Count data are generally modelled by accounting for their residuals to follow a Poisson distribution. Data expressed as ratios are generally modelled by accounting for their residuals to follow a binomial distribution. In both cases, too many zeroes in the response variable can become a problem: the overabundance of zeroes, known as zero-inflation, can translate in overdispersion, therefore making the distribution of choice (Poisson or binomial) a poor fit to the residuals.

One way to address zero-inflation is to use the zero-inflated versions of Poisson and binomial distributions. These zero-inflated distributions treat the data as a mixture of data generated by a Poisson or a binomial process, and data that belong to a zero-only distribution (in other words, a distribution with mean of 0 and variance of 0).

According to Paul Allison, in the case of zero-inflated sets of ratios, modelling the data according to a negative binomial distribution can be an alternative to zero-inflated binomial distributions, providing a better fit and requiring less computational power. He concludes: “having a lot of zeros doesn’t necessarily mean that you need a zero-inflated model.” His considerations and his exchanges with William Greene and Dominique Lord (see this article and its comment section) are a worthy read.

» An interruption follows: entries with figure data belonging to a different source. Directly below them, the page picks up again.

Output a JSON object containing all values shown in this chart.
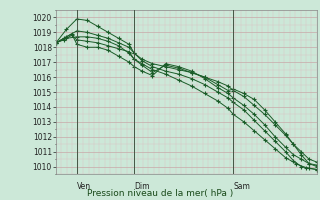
{
  "title": "Pression niveau de la mer( hPa )",
  "bg_color": "#cce8d8",
  "grid_color_major": "#c8a8a8",
  "grid_color_minor": "#ddc0c0",
  "line_color": "#1a5c28",
  "ylim": [
    1009.5,
    1020.5
  ],
  "yticks": [
    1010,
    1011,
    1012,
    1013,
    1014,
    1015,
    1016,
    1017,
    1018,
    1019,
    1020
  ],
  "xtick_labels": [
    "Ven",
    "Dim",
    "Sam"
  ],
  "xtick_positions": [
    0.08,
    0.3,
    0.68
  ],
  "vline_positions": [
    0.08,
    0.3,
    0.68
  ],
  "xlim": [
    0.0,
    1.0
  ],
  "series": [
    [
      [
        0.0,
        1018.3
      ],
      [
        0.03,
        1018.5
      ],
      [
        0.06,
        1018.8
      ],
      [
        0.08,
        1018.5
      ],
      [
        0.12,
        1018.4
      ],
      [
        0.16,
        1018.3
      ],
      [
        0.2,
        1018.1
      ],
      [
        0.24,
        1017.9
      ],
      [
        0.28,
        1017.7
      ],
      [
        0.3,
        1017.2
      ],
      [
        0.33,
        1016.9
      ],
      [
        0.37,
        1016.5
      ],
      [
        0.42,
        1016.2
      ],
      [
        0.47,
        1015.8
      ],
      [
        0.52,
        1015.4
      ],
      [
        0.57,
        1014.9
      ],
      [
        0.62,
        1014.4
      ],
      [
        0.66,
        1013.9
      ],
      [
        0.68,
        1013.5
      ],
      [
        0.72,
        1013.0
      ],
      [
        0.76,
        1012.4
      ],
      [
        0.8,
        1011.8
      ],
      [
        0.84,
        1011.2
      ],
      [
        0.88,
        1010.6
      ],
      [
        0.92,
        1010.2
      ],
      [
        0.96,
        1009.9
      ],
      [
        1.0,
        1009.8
      ]
    ],
    [
      [
        0.0,
        1018.3
      ],
      [
        0.04,
        1018.7
      ],
      [
        0.08,
        1019.1
      ],
      [
        0.12,
        1019.0
      ],
      [
        0.16,
        1018.8
      ],
      [
        0.2,
        1018.6
      ],
      [
        0.24,
        1018.3
      ],
      [
        0.28,
        1018.0
      ],
      [
        0.3,
        1017.6
      ],
      [
        0.33,
        1017.2
      ],
      [
        0.37,
        1016.9
      ],
      [
        0.42,
        1016.7
      ],
      [
        0.47,
        1016.5
      ],
      [
        0.52,
        1016.3
      ],
      [
        0.57,
        1016.0
      ],
      [
        0.62,
        1015.7
      ],
      [
        0.66,
        1015.4
      ],
      [
        0.68,
        1015.1
      ],
      [
        0.72,
        1014.7
      ],
      [
        0.76,
        1014.1
      ],
      [
        0.8,
        1013.5
      ],
      [
        0.84,
        1012.8
      ],
      [
        0.88,
        1012.1
      ],
      [
        0.91,
        1011.5
      ],
      [
        0.94,
        1011.0
      ],
      [
        0.97,
        1010.5
      ],
      [
        1.0,
        1010.3
      ]
    ],
    [
      [
        0.0,
        1018.3
      ],
      [
        0.04,
        1018.6
      ],
      [
        0.08,
        1018.7
      ],
      [
        0.12,
        1018.7
      ],
      [
        0.16,
        1018.6
      ],
      [
        0.2,
        1018.4
      ],
      [
        0.24,
        1018.1
      ],
      [
        0.28,
        1017.6
      ],
      [
        0.3,
        1017.2
      ],
      [
        0.33,
        1016.8
      ],
      [
        0.37,
        1016.3
      ],
      [
        0.42,
        1016.8
      ],
      [
        0.47,
        1016.6
      ],
      [
        0.52,
        1016.3
      ],
      [
        0.57,
        1016.0
      ],
      [
        0.62,
        1015.5
      ],
      [
        0.66,
        1015.1
      ],
      [
        0.68,
        1015.2
      ],
      [
        0.72,
        1014.9
      ],
      [
        0.76,
        1014.5
      ],
      [
        0.8,
        1013.8
      ],
      [
        0.84,
        1013.0
      ],
      [
        0.88,
        1012.2
      ],
      [
        0.91,
        1011.5
      ],
      [
        0.94,
        1010.8
      ],
      [
        0.97,
        1010.2
      ],
      [
        1.0,
        1010.0
      ]
    ],
    [
      [
        0.0,
        1018.3
      ],
      [
        0.03,
        1018.6
      ],
      [
        0.06,
        1018.9
      ],
      [
        0.08,
        1018.2
      ],
      [
        0.12,
        1018.0
      ],
      [
        0.16,
        1018.0
      ],
      [
        0.2,
        1017.8
      ],
      [
        0.24,
        1017.4
      ],
      [
        0.28,
        1017.0
      ],
      [
        0.3,
        1016.7
      ],
      [
        0.33,
        1016.4
      ],
      [
        0.37,
        1016.1
      ],
      [
        0.42,
        1016.9
      ],
      [
        0.47,
        1016.7
      ],
      [
        0.52,
        1016.4
      ],
      [
        0.57,
        1015.9
      ],
      [
        0.62,
        1015.3
      ],
      [
        0.66,
        1014.9
      ],
      [
        0.68,
        1014.6
      ],
      [
        0.72,
        1014.1
      ],
      [
        0.76,
        1013.5
      ],
      [
        0.8,
        1012.8
      ],
      [
        0.84,
        1012.0
      ],
      [
        0.88,
        1011.3
      ],
      [
        0.91,
        1010.8
      ],
      [
        0.94,
        1010.5
      ],
      [
        0.97,
        1010.2
      ],
      [
        1.0,
        1010.1
      ]
    ],
    [
      [
        0.0,
        1018.3
      ],
      [
        0.04,
        1019.2
      ],
      [
        0.08,
        1019.9
      ],
      [
        0.12,
        1019.8
      ],
      [
        0.16,
        1019.4
      ],
      [
        0.2,
        1019.0
      ],
      [
        0.24,
        1018.6
      ],
      [
        0.28,
        1018.2
      ],
      [
        0.3,
        1017.6
      ],
      [
        0.33,
        1017.1
      ],
      [
        0.37,
        1016.7
      ],
      [
        0.42,
        1016.4
      ],
      [
        0.47,
        1016.2
      ],
      [
        0.52,
        1015.9
      ],
      [
        0.57,
        1015.5
      ],
      [
        0.62,
        1015.0
      ],
      [
        0.66,
        1014.6
      ],
      [
        0.68,
        1014.3
      ],
      [
        0.72,
        1013.8
      ],
      [
        0.76,
        1013.1
      ],
      [
        0.8,
        1012.4
      ],
      [
        0.84,
        1011.7
      ],
      [
        0.88,
        1011.0
      ],
      [
        0.91,
        1010.4
      ],
      [
        0.94,
        1010.0
      ],
      [
        0.97,
        1009.9
      ],
      [
        1.0,
        1009.8
      ]
    ]
  ]
}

As a reminder, here are some definitions:

• the Poisson distribution is “a discrete probability distribution that expresses the probability of a given number of events occurring in a fixed interval of time or space if these events occur with a known constant mean rate and independently of the time since the last event” (reference);
• the Binomial distribution estimates the probability of a number of independent events equal to X to be observed in n trials (reference);
• the Negative Binomial distribution estimates the probability that a number of trials equal to Y is required until an event is observed for the rth time (reference).

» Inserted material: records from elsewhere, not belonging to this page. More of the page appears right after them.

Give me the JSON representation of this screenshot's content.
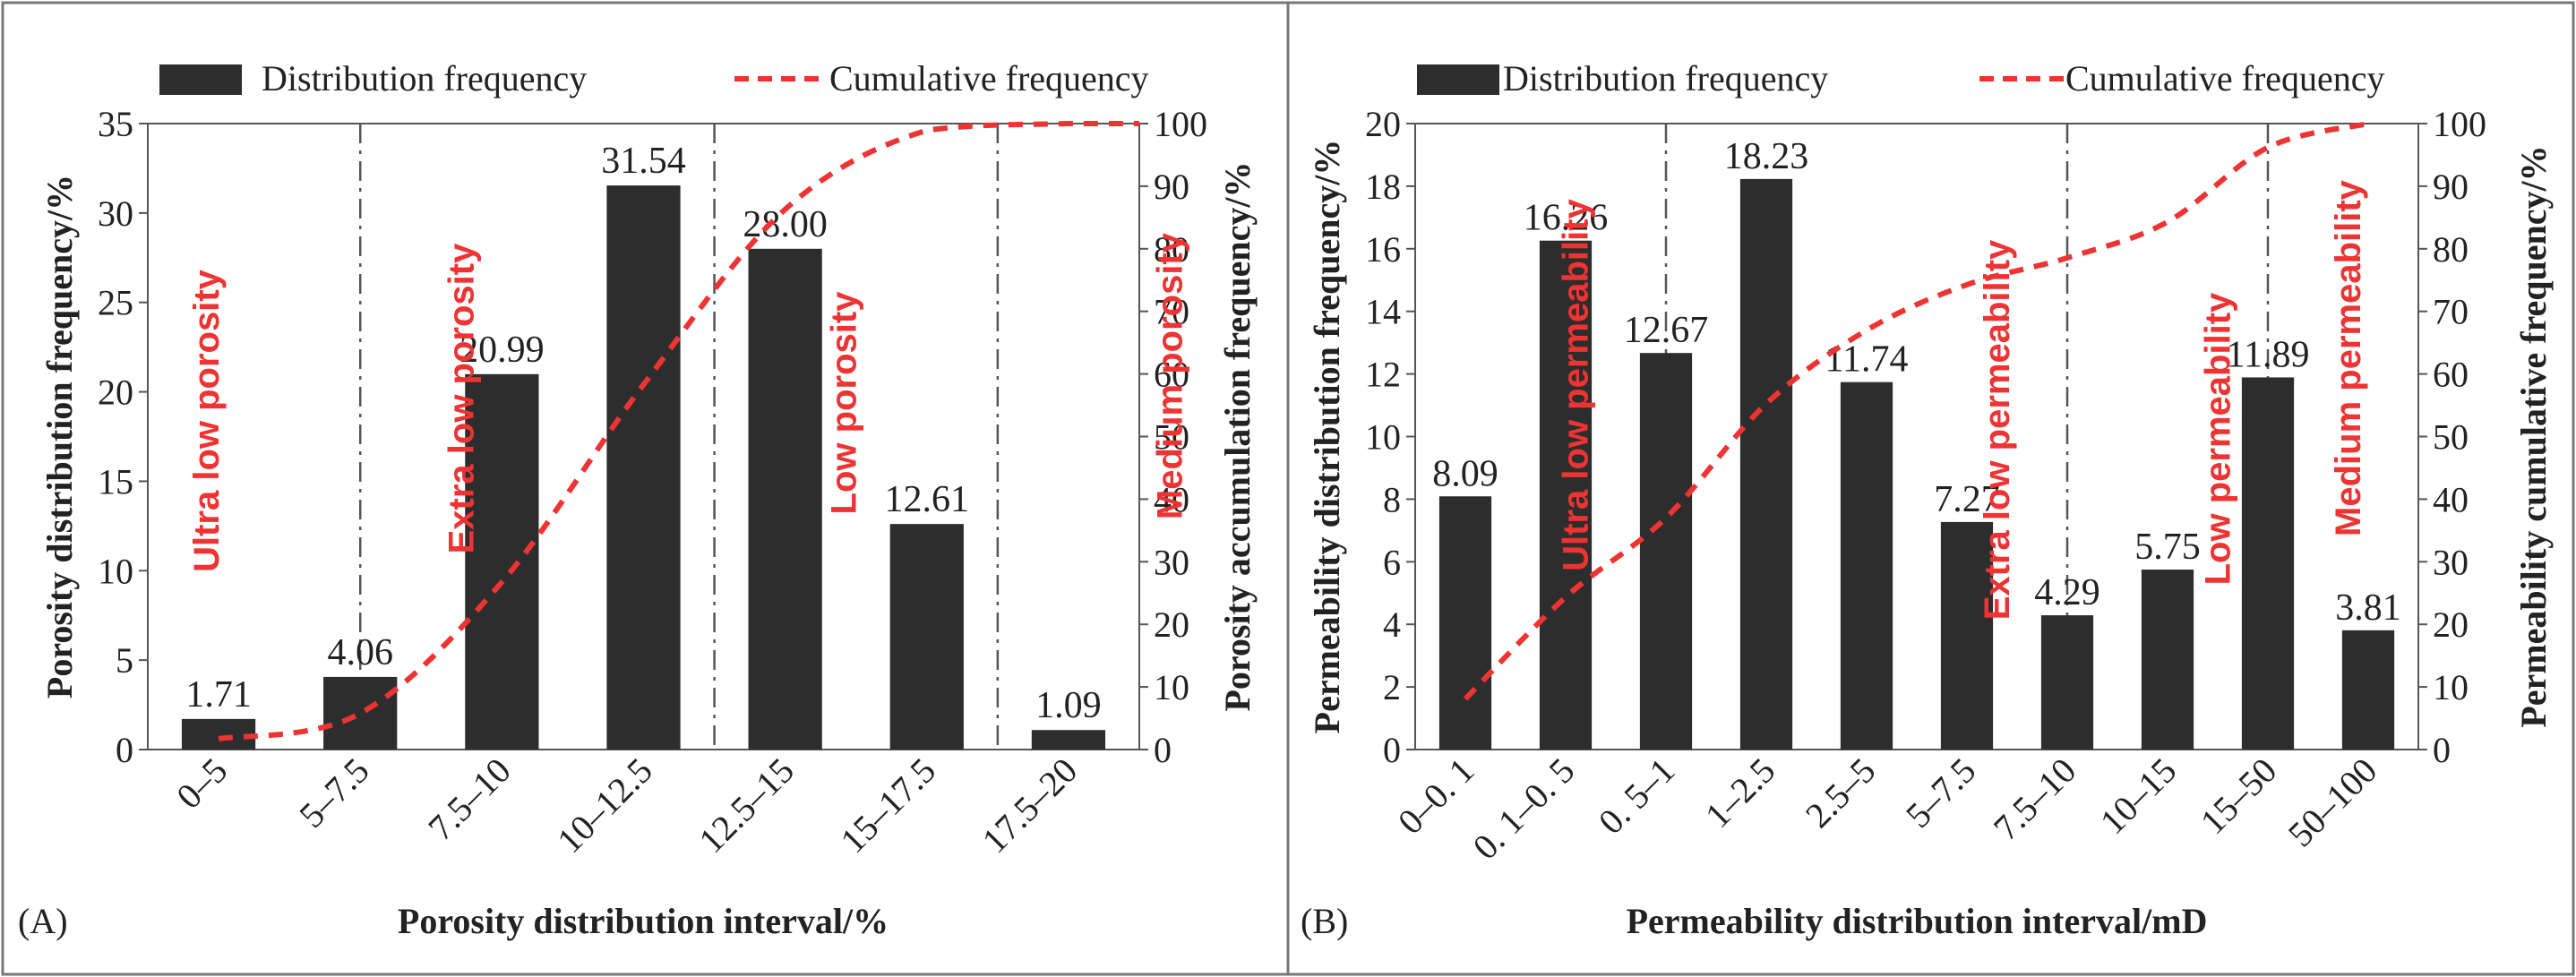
{
  "chart_data": [
    {
      "type": "bar",
      "panel_label": "(A)",
      "categories": [
        "0–5",
        "5–7.5",
        "7.5–10",
        "10–12.5",
        "12.5–15",
        "15–17.5",
        "17.5–20"
      ],
      "series": [
        {
          "name": "Distribution frequency",
          "axis": "left",
          "values": [
            1.71,
            4.06,
            20.99,
            31.54,
            28.0,
            12.61,
            1.09
          ],
          "labels": [
            "1.71",
            "4.06",
            "20.99",
            "31.54",
            "28.00",
            "12.61",
            "1.09"
          ]
        },
        {
          "name": "Cumulative frequency",
          "axis": "right",
          "style": "dashed-line",
          "values": [
            1.71,
            5.77,
            26.76,
            58.3,
            86.3,
            98.91,
            100
          ]
        }
      ],
      "xlabel": "Porosity distribution interval/%",
      "ylabel": "Porosity distribution frequency/%",
      "ylabel_right": "Porosity accumulation frequency/%",
      "ylim": [
        0,
        35
      ],
      "yticks": [
        0,
        5,
        10,
        15,
        20,
        25,
        30,
        35
      ],
      "ylim_right": [
        0,
        100
      ],
      "yticks_right": [
        0,
        10,
        20,
        30,
        40,
        50,
        60,
        70,
        80,
        90,
        100
      ],
      "region_dividers": [
        1.5,
        4.0,
        6.0
      ],
      "regions": [
        {
          "label": "Ultra low porosity",
          "at": 0.5
        },
        {
          "label": "Extra low porosity",
          "at": 2.3
        },
        {
          "label": "Low porosity",
          "at": 5.0
        },
        {
          "label": "Medium porosity",
          "at": 7.3
        }
      ],
      "legend": [
        "Distribution frequency",
        "Cumulative frequency"
      ],
      "legend_position": "top"
    },
    {
      "type": "bar",
      "panel_label": "(B)",
      "categories": [
        "0–0. 1",
        "0. 1–0. 5",
        "0. 5–1",
        "1–2.5",
        "2.5–5",
        "5–7.5",
        "7.5–10",
        "10–15",
        "15–50",
        "50–100"
      ],
      "series": [
        {
          "name": "Distribution frequency",
          "axis": "left",
          "values": [
            8.09,
            16.26,
            12.67,
            18.23,
            11.74,
            7.27,
            4.29,
            5.75,
            11.89,
            3.81
          ],
          "labels": [
            "8.09",
            "16.26",
            "12.67",
            "18.23",
            "11.74",
            "7.27",
            "4.29",
            "5.75",
            "11.89",
            "3.81"
          ]
        },
        {
          "name": "Cumulative frequency",
          "axis": "right",
          "style": "dashed-line",
          "values": [
            8.09,
            24.35,
            37.02,
            55.25,
            66.99,
            74.26,
            78.55,
            84.3,
            96.19,
            100
          ]
        }
      ],
      "xlabel": "Permeability distribution interval/mD",
      "ylabel": "Permeability distribution frequency/%",
      "ylabel_right": "Permeability cumulative frequency/%",
      "ylim": [
        0,
        20
      ],
      "yticks": [
        0,
        2,
        4,
        6,
        8,
        10,
        12,
        14,
        16,
        18,
        20
      ],
      "ylim_right": [
        0,
        100
      ],
      "yticks_right": [
        0,
        10,
        20,
        30,
        40,
        50,
        60,
        70,
        80,
        90,
        100
      ],
      "region_dividers": [
        2.5,
        6.5,
        8.5
      ],
      "regions": [
        {
          "label": "Ultra low permeability",
          "at": 1.72
        },
        {
          "label": "Extra low permeability",
          "at": 5.92
        },
        {
          "label": "Low permeability",
          "at": 8.12
        },
        {
          "label": "Medium permeability",
          "at": 9.42
        }
      ],
      "legend": [
        "Distribution frequency",
        "Cumulative frequency"
      ],
      "legend_position": "top"
    }
  ],
  "colors": {
    "bar": "#2d2d2d",
    "cumulative": "#ee3333",
    "region_text": "#ee3333",
    "divider": "#555555",
    "frame": "#777777"
  }
}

Modelling zero-inflated datasets with glmmTMB

Package glmmTMB allows to:

• “specify a zero-inflation model (via the ziformula argument) with fixed and/or random effects” (Ben Bolker)
• specify a negative binomial model using `family=nbinom1`, which assumes Var∝𝜇, or `family=nbinom2`, which assumes Var=𝜇*(1 + 𝜇/𝑘). For both nbinom2 and nbinom2 it is possible to specify if the dispersion parameter is affected by any of the explanatory variables using the argument `disp` (see: `dispformula` under `?glmmTMB`; `?sigma.glmmTMB`).

A negative binomial distribution and the zi argument can be used together: “`ziformula` specifies zero-inflation [while] `family=nbinom2` [or `family=nbinom1`] take care of other sources of overdispersion” (Ben Bolker).

`ziformula` is “a one-sided (i.e., no response variable) formula for zero-inflation combining fixed and random effects: the default `~0` specifies no zero-inflation. Specifying `~.` sets the zero-inflation formula identical to the right-hand side of formula (i.e., the conditional effects formula); terms can also be added or subtracted. When using `~.` as the zero-inflation formula in models where the conditional effects formula contains an offset term, the offset term will automatically be dropped. The zero-inflation model uses a logit link” (from `?glmmTMB`). It “describes how the probability of an extra zero (i.e. structural zero) will vary with predictors” (see this excellent vignette by Mollie Brooks). By default, glmmTMB excludes zero-inflation; specifying `zi=~0 `does so explicitly. Specifying `zi=~1` applies a single zero-inflation parameter to all observations.